As promised Wednesday, I wanted to post about the very interesting discussion panel on mandatory arbitration put together by Hiro Aragaki and Andrea Doneff at SEALS.The format, as I mentioned, was a roundtable in which each person presented their paper briefly and then we had plenty of time for comments, questions, suggestions, and even thinking about future panels together at SEALS or the ABA next spring. Direct from each presenter, below are the list of titles of each presentation–feel free to be in touch with them directly with comments and questions. For me, I really enjoyed this and appreciate the benefit of hearing from each of these scholars as to the problem they are tackling.
Maureen Weston–The Clash: mandatory arbitration and administrative agency access–discussing the rights provided under each process.
Michael Green–Agency Access and Employment Arbitration–arguing that despite enforcement of FAA jurisprudence, arbitration policies that discourage or eliminate access to labor and employment agencies should be limited consistent with EEOC v. Wafflehouse.
Stephen Ware–Arbitration and the Consumer Financial Protection Bureau: A Centrist Proposal–outlining that the CFPB should pay attention to both the “adhesion” and “contract” of arbitration agreements
Hiro Aragaki–Shifting conceptions of freedom in modern arbitration jurisprudence
Ann Lipton–Manufactured Consent: The Problem of Arbitration Clauses in Corporate Charters and Bylaws–noting the interesting problem of arbitration in shareholder context
Sarah Cole– Giving meaning to Exceeding the powers: enforcing party limits on arbitrator remedial authority–examining what courts actually do when arbitrators exceed their powers
Andrea Doneff–her paper is exploring parallels between current arbitration jurisprudence and cases that followed Swift v. Tyson and preceded Erie R. Co. v. Thompkins to find lessons that can be applied to arbitration cases that today otherwise would be decided in favor of powerful corporations.
Jill Gross–Setting the Record Straight: The Supreme Court and 21st Arbitration–arguing that the Court’s uninformed and out-of-touch decisions have crafted a legal framework regulating an arbitration process that largely no longer exists
Richard Frankel–Concepcion and Mis-Concepcion: The Survival of Unconscionability after AT&T v.
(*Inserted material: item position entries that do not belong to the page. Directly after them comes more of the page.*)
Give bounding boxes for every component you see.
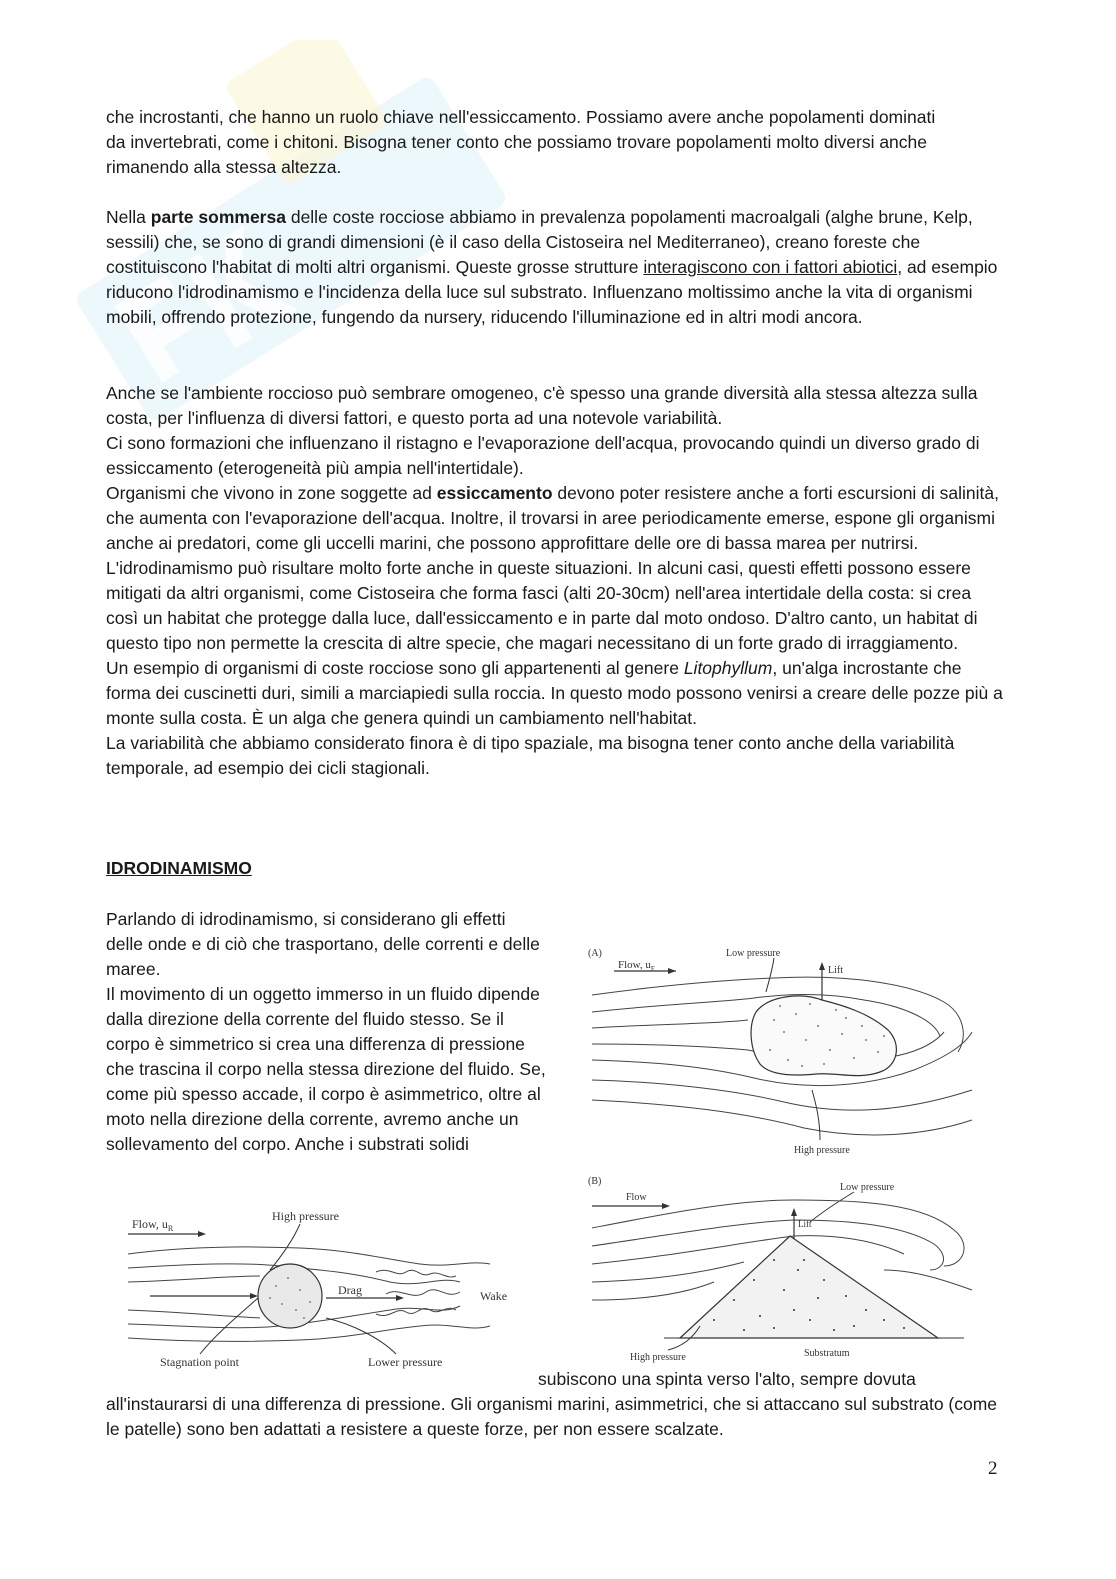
section-column-text: Parlando di idrodinamismo, si considerano gli effetti delle onde e di ciò che trasportano, delle correnti e delle maree. Il movimento di un oggetto immerso in un fluido dipende dalla direzione della corrente del fluido stesso. Se il corpo è simmetrico si crea una differenza di pressione che trascina il corpo nella stessa direzione del fluido. Se, come più spesso accade, il corpo è asimmetrico, oltre al moto nella direzione della corrente, avremo anche un sollevamento del corpo. Anche i substrati solidi (106, 909, 546, 1154)
svg-text:High pressure: High pressure (630, 1352, 686, 1363)
svg-text:Stagnation point: Stagnation point (160, 1355, 239, 1369)
svg-text:Substratum: Substratum (804, 1348, 850, 1359)
bold-term: parte sommersa (150, 207, 286, 227)
svg-text:(B): (B) (588, 1176, 602, 1187)
paragraph-4: Ci sono formazioni che influenzano il ristagno e l'evaporazione dell'acqua, provocando quindi un diverso grado di essiccamento (eterogeneità più ampia nell'intertidale). (106, 433, 980, 478)
paragraph-6: Un esempio di organismi di coste rocciose sono gli appartenenti al genere Litophyllum, un'alga incrostante che forma dei cuscinetti duri, simili a marciapiedi sulla roccia. In questo modo possono venirsi a creare delle pozze più a monte sulla costa. È un alga che genera quindi un cambiamento nell'habitat. (106, 658, 1003, 728)
figure-a (584, 940, 976, 1160)
svg-text:Wake: Wake (480, 1289, 508, 1303)
text-line: che incrostanti, che hanno un ruolo chiave nell'essiccamento. Possiamo avere anche popolamenti dominati (106, 107, 936, 127)
svg-text:High pressure: High pressure (794, 1145, 850, 1156)
svg-text:Lower pressure: Lower pressure (368, 1355, 443, 1369)
bold-term: essiccamento (436, 483, 553, 503)
paragraph-1 (106, 105, 1006, 180)
svg-text:Lift: Lift (798, 1219, 812, 1229)
figure-c (120, 1206, 520, 1376)
svg-text:Low pressure: Low pressure (840, 1182, 895, 1193)
paragraph-3: Anche se l'ambiente roccioso può sembrare omogeneo, c'è spesso una grande diversità alla stessa altezza sulla costa, per l'influenza di diversi fattori, e questo porta ad una notevole variabilità. Ci sono formazioni che influenzano il ristagno e l'evaporazione dell'acqua, provocando quindi un diverso grado di essiccamento (eterogeneità più ampia nell'intertidale). Organismi che vivono in zone soggette ad essiccamento devono poter resistere anche a forti escursioni di salinità, che aumenta con l'evaporazione dell'acqua. Inoltre, il trovarsi in aree periodicamente emerse, espone gli organismi anche ai predatori, come gli uccelli marini, che possono approfittare delle ore di bassa marea per nutrirsi. L'idrodinamismo può risultare molto forte anche in queste situazioni. In alcuni casi, questi effetti possono essere mitigati da altri organismi, come Cistoseira che forma fasci (alti 20-30cm) nell'area intertidale della costa: si crea così un habitat che protegge dalla luce, dall'essiccamento e in parte dal moto ondoso. D'altro canto, un habitat di questo tipo non permette la crescita di altre specie, che magari necessitano di un forte grado di irraggiamento. Un esempio di organismi di coste rocciose sono gli appartenenti al genere Litophyllum, un'alga incrostante che forma dei cuscinetti duri, simili a marciapiedi sulla roccia. In questo modo possono venirsi a creare delle pozze più a monte sulla costa. È un alga che genera quindi un cambiamento nell'habitat. La variabilità che abbiamo considerato finora è di tipo spaziale, ma bisogna tener conto anche della variabilità temporale, ad esempio dei cicli stagionali. (106, 381, 1006, 781)
svg-text:Drag: Drag (338, 1283, 362, 1297)
svg-text:Flow: Flow (626, 1192, 647, 1203)
figure-b (584, 1170, 976, 1365)
svg-text:Flow, uE: Flow, $u_E$ (618, 959, 656, 973)
paragraph-5: Organismi che vivono in zone soggette ad essiccamento devono poter resistere anche a forti escursioni di salinità, che aumenta con l'evaporazione dell'acqua. Inoltre, il trovarsi in aree periodicamente emerse, espone gli organismi anche ai predatori, come gli uccelli marini, che possono approfittare delle ore di bassa marea per nutrirsi. L'idrodinamismo può risultare molto forte anche in queste situazioni. In alcuni casi, questi effetti possono essere mitigati da altri organismi, come Cistoseira che forma fasci (alti 20-30cm) nell'area intertidale della costa: si crea così un habitat che protegge dalla luce, dall'essiccamento e in parte dal moto ondoso. D'altro canto, un habitat di questo tipo non permette la crescita di altre specie, che magari necessitano di un forte grado di irraggiamento. (106, 483, 1000, 653)
figure-panel-label: (A) (588, 948, 602, 959)
text-line: rimanendo alla stessa altezza. (106, 157, 342, 177)
svg-text:High pressure: High pressure (272, 1209, 339, 1223)
closing-paragraph: all'instaurarsi di una differenza di pressione. Gli organismi marini, asimmetrici, che si attaccano sul substrato (come le patelle) sono ben adattati a resistere a queste forze, per non essere scalzate. (106, 1394, 998, 1439)
page-number: 2 (988, 1458, 998, 1479)
text-line: da invertebrati, come i chitoni. Bisogna tener conto che possiamo trovare popolamenti molto diversi anche (106, 132, 927, 152)
svg-text:Flow, uR: Flow, $u_R$ (132, 1217, 174, 1233)
svg-text:Lift: Lift (828, 965, 843, 976)
paragraph-2: Nella parte sommersa delle coste rocciose abbiamo in prevalenza popolamenti macroalgali (alghe brune, Kelp, sessili) che, se sono di grandi dimensioni (è il caso della Cistoseira nel Mediterraneo), creano foreste che costituiscono l'habitat di molti altri organismi. Queste grosse strutture interagiscono con i fattori abiotici, ad esempio riducono l'idrodinamismo e l'incidenza della luce sul substrato. Influenzano moltissimo anche la vita di organismi mobili, offrendo protezione, fungendo da nursery, riducendo l'illuminazione ed in altri modi ancora. (106, 207, 998, 327)
underlined-phrase: interagiscono con i fattori abiotici (643, 257, 898, 277)
paragraph-7: La variabilità che abbiamo considerato finora è di tipo spaziale, ma bisogna tener conto anche della variabilità temporale, ad esempio dei cicli stagionali. (106, 733, 955, 778)
continuation-text: subiscono una spinta verso l'alto, sempre dovuta (538, 1369, 916, 1389)
italic-term: Litophyllum (683, 658, 773, 678)
svg-text:Low pressure: Low pressure (726, 948, 781, 959)
section-heading: IDRODINAMISMO (106, 858, 252, 878)
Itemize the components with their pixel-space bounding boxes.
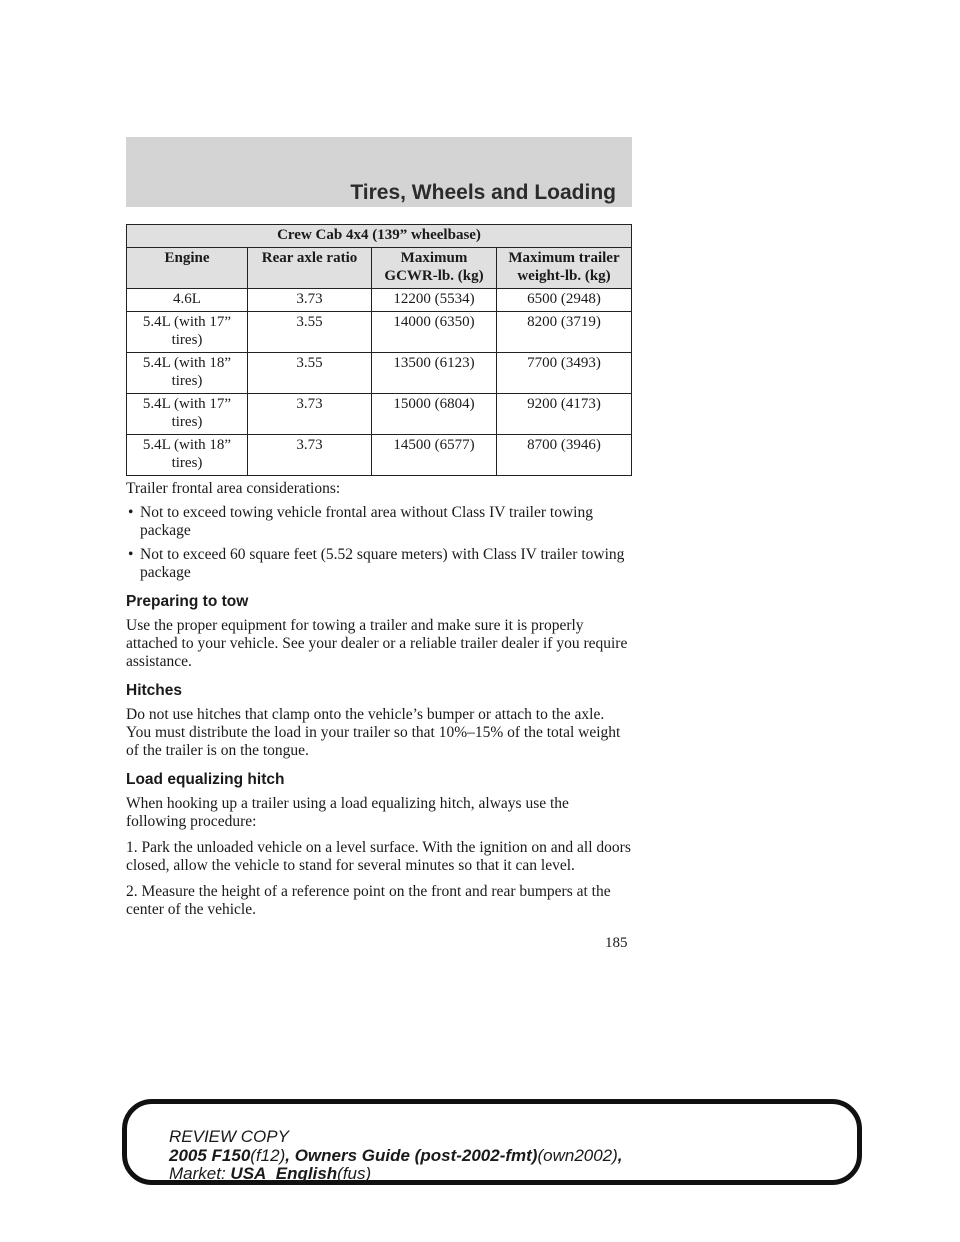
cell-engine: 5.4L (with 18” tires) xyxy=(127,435,248,476)
cell-trailer-weight: 6500 (2948) xyxy=(497,289,632,312)
cell-engine: 5.4L (with 18” tires) xyxy=(127,353,248,394)
review-copy-label: REVIEW COPY xyxy=(169,1127,289,1146)
cell-axle-ratio: 3.73 xyxy=(248,289,372,312)
section-title: Tires, Wheels and Loading xyxy=(350,181,616,204)
cell-gcwr: 13500 (6123) xyxy=(372,353,497,394)
heading-preparing-to-tow: Preparing to tow xyxy=(126,593,249,610)
cell-gcwr: 15000 (6804) xyxy=(372,394,497,435)
column-header-rear-axle-ratio: Rear axle ratio xyxy=(248,248,372,289)
document-info-line xyxy=(169,1146,623,1165)
frontal-area-intro: Trailer frontal area considerations: xyxy=(126,480,341,497)
cell-gcwr: 12200 (5534) xyxy=(372,289,497,312)
table-row xyxy=(127,289,632,312)
cell-engine: 5.4L (with 17” tires) xyxy=(127,394,248,435)
cell-engine: 5.4L (with 17” tires) xyxy=(127,312,248,353)
cell-axle-ratio: 3.73 xyxy=(248,435,372,476)
section-header-band xyxy=(126,137,632,207)
column-header-max-gcwr: Maximum GCWR-lb. (kg) xyxy=(372,248,497,289)
guide-code: (own2002) xyxy=(537,1146,618,1165)
list-item-text: Not to exceed 60 square feet (5.52 square meters) with Class IV trailer towing package xyxy=(140,546,625,581)
market-name: USA_English xyxy=(230,1164,338,1183)
paragraph: Use the proper equipment for towing a trailer and make sure it is properly attached to your vehicle. See your dealer or a reliable trailer dealer if you require assistance. xyxy=(126,617,628,670)
heading-hitches: Hitches xyxy=(126,682,182,699)
frontal-area-list xyxy=(126,504,632,582)
cell-trailer-weight: 7700 (3493) xyxy=(497,353,632,394)
column-header-max-trailer-weight: Maximum trailer weight-lb. (kg) xyxy=(497,248,632,289)
cell-axle-ratio: 3.55 xyxy=(248,312,372,353)
model-name: 2005 F150 xyxy=(169,1146,251,1165)
table-row xyxy=(127,394,632,435)
guide-name: , Owners Guide (post-2002-fmt) xyxy=(285,1146,538,1165)
table-row xyxy=(127,312,632,353)
market-code: (fus) xyxy=(337,1164,372,1183)
paragraph: When hooking up a trailer using a load equalizing hitch, always use the following procedure: xyxy=(126,795,569,830)
body-text xyxy=(126,480,632,919)
table-caption: Crew Cab 4x4 (139” wheelbase) xyxy=(127,225,632,248)
cell-trailer-weight: 8200 (3719) xyxy=(497,312,632,353)
cell-gcwr: 14000 (6350) xyxy=(372,312,497,353)
column-header-engine: Engine xyxy=(127,248,248,289)
market-line xyxy=(169,1164,371,1183)
cell-axle-ratio: 3.73 xyxy=(248,394,372,435)
towing-spec-table xyxy=(126,224,632,476)
cell-axle-ratio: 3.55 xyxy=(248,353,372,394)
separator-comma: , xyxy=(617,1146,623,1165)
table-row xyxy=(127,435,632,476)
paragraph: Do not use hitches that clamp onto the vehicle’s bumper or attach to the axle. You must distribute the load in your trailer so that 10%–15% of the total weight of the trailer is on the tongue. xyxy=(126,706,621,759)
list-item xyxy=(126,546,632,582)
cell-gcwr: 14500 (6577) xyxy=(372,435,497,476)
page-content xyxy=(126,224,632,927)
market-label: Market: xyxy=(169,1164,226,1183)
page-number: 185 xyxy=(605,935,628,951)
bullet-icon: • xyxy=(128,504,134,521)
cell-trailer-weight: 9200 (4173) xyxy=(497,394,632,435)
review-copy-footer xyxy=(122,1099,862,1185)
model-code: (f12) xyxy=(250,1146,286,1165)
paragraph-step-2: 2. Measure the height of a reference point on the front and rear bumpers at the center of the vehicle. xyxy=(126,883,611,918)
heading-load-equalizing-hitch: Load equalizing hitch xyxy=(126,771,285,788)
list-item xyxy=(126,504,632,540)
bullet-icon: • xyxy=(128,546,134,563)
list-item-text: Not to exceed towing vehicle frontal area without Class IV trailer towing package xyxy=(140,504,593,539)
paragraph-step-1: 1. Park the unloaded vehicle on a level surface. With the ignition on and all doors closed, allow the vehicle to stand for several minutes so that it can level. xyxy=(126,839,631,874)
table-row xyxy=(127,353,632,394)
cell-engine: 4.6L xyxy=(127,289,248,312)
cell-trailer-weight: 8700 (3946) xyxy=(497,435,632,476)
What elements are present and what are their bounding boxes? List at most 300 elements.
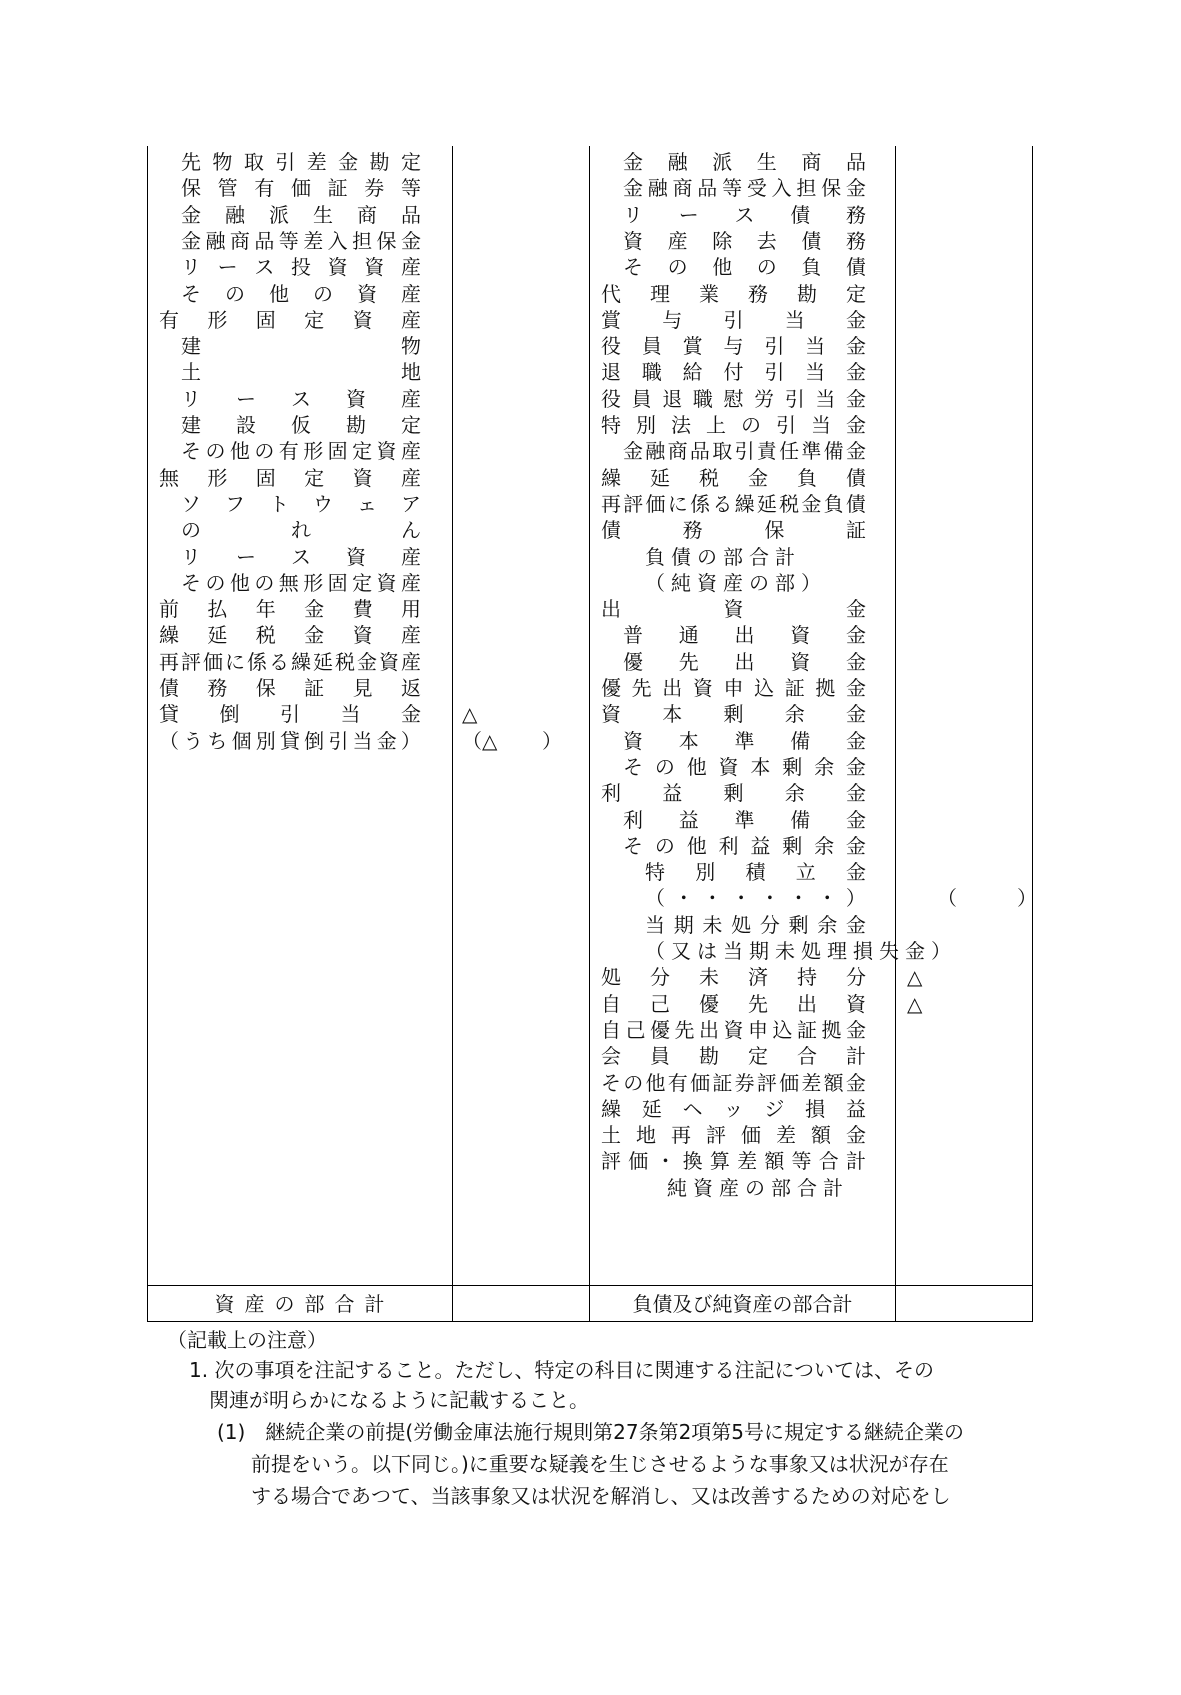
liability-item-char-11-8: 準: [801, 439, 822, 464]
assets-item-char-0-2: 取: [243, 150, 264, 174]
assets-item-row-6: [159, 306, 421, 334]
liability-item-char-10-5: 引: [776, 413, 796, 437]
liabilities-amount-mark-1: △: [907, 965, 923, 990]
assets-item-char-11-8: 資: [376, 439, 397, 464]
liability-item-char-20-1: 先: [631, 676, 652, 700]
assets-item-char-17-1: 払: [207, 597, 228, 622]
assets-item-char-20-1: 務: [207, 676, 228, 700]
liability-item-char-22-0: 資: [623, 728, 643, 753]
liability-item-char-27-4: 金: [846, 860, 866, 885]
liability-item-char-3-1: 産: [667, 228, 688, 253]
liability-item-char-6-3: 当: [784, 307, 805, 332]
liability-item-char-13-11: 債: [845, 491, 866, 516]
assets-item-char-12-2: 固: [255, 465, 276, 490]
assets-item-char-3-0: 金: [181, 228, 201, 253]
assets-item-char-5-2: 他: [269, 281, 289, 306]
assets-item-char-20-4: 見: [352, 676, 373, 700]
liability-item-row-18: [623, 621, 866, 649]
liability-item-char-20-2: 出: [662, 676, 683, 700]
assets-item-char-19-11: 産: [401, 649, 421, 674]
liability-item-row-14: [601, 516, 866, 544]
liability-item-row-4: [623, 253, 866, 281]
liability-item-char-19-1: 先: [678, 649, 699, 674]
liability-item-char-14-3: 証: [845, 518, 866, 543]
liability-item-label-30: （又は当期未処理損失金）: [645, 939, 957, 963]
liability-item-char-35-1: の: [623, 1070, 644, 1095]
liability-item-char-8-2: 給: [682, 360, 703, 385]
liability-item-char-19-3: 資: [790, 649, 811, 674]
assets-item-char-12-0: 無: [159, 465, 179, 490]
liability-item-char-2-2: ス: [734, 202, 755, 227]
liability-item-row-34: [601, 1042, 866, 1070]
liability-item-row-24: [601, 779, 866, 807]
liability-item-char-1-2: 商: [672, 176, 693, 201]
assets-item-char-7-0: 建: [181, 334, 201, 359]
liability-item-char-20-4: 申: [723, 676, 744, 700]
liability-item-char-24-3: 余: [784, 781, 805, 806]
liability-item-char-11-9: 備: [823, 439, 844, 464]
assets-item-char-12-5: 産: [400, 465, 421, 490]
assets-item-char-14-2: ん: [401, 518, 421, 543]
liability-item-char-11-5: 引: [734, 439, 755, 464]
liability-item-char-33-2: 優: [650, 1017, 670, 1042]
assets-item-char-18-2: 税: [255, 623, 276, 648]
liability-item-char-33-3: 先: [674, 1017, 695, 1042]
liability-item-row-1: [623, 174, 866, 202]
liability-item-char-32-3: 先: [748, 991, 768, 1016]
liability-item-row-29: [645, 911, 866, 939]
liability-item-char-3-2: 除: [712, 228, 733, 253]
liability-item-char-33-4: 出: [699, 1017, 719, 1042]
liability-item-char-29-0: 当: [645, 912, 665, 937]
liability-item-row-39: [667, 1174, 866, 1202]
liability-item-char-11-6: 責: [756, 439, 777, 464]
liability-item-char-11-7: 任: [779, 439, 800, 464]
assets-item-char-4-3: 投: [290, 255, 311, 280]
liability-item-char-36-0: 繰: [601, 1096, 621, 1121]
liability-item-char-22-3: 備: [790, 728, 811, 753]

Concepcion
Nancy Welsh–A Judicial Invitation to Consumers to Influence the Use and Character of Mandatory Predispute Arbitration–Describes the series of meetings and communications of credit card issuers, in-house and outside counsel, and dispute resolution organizations that preceded widespread adoption of class action-barring arbitration clauses (as described in Ross et al. v. American Express et al.) and uses these events to examine ethical issues that may exist for lawyers and dispute resolution organizations as well as the emerging salience of class action-barring arbitration clauses for consumers
Also here at SEALS was Cynthia Alkon, John Lande, Kelly Browe Olson (my guide in all things SEALS), and Rishi Batra so it was quite the showing!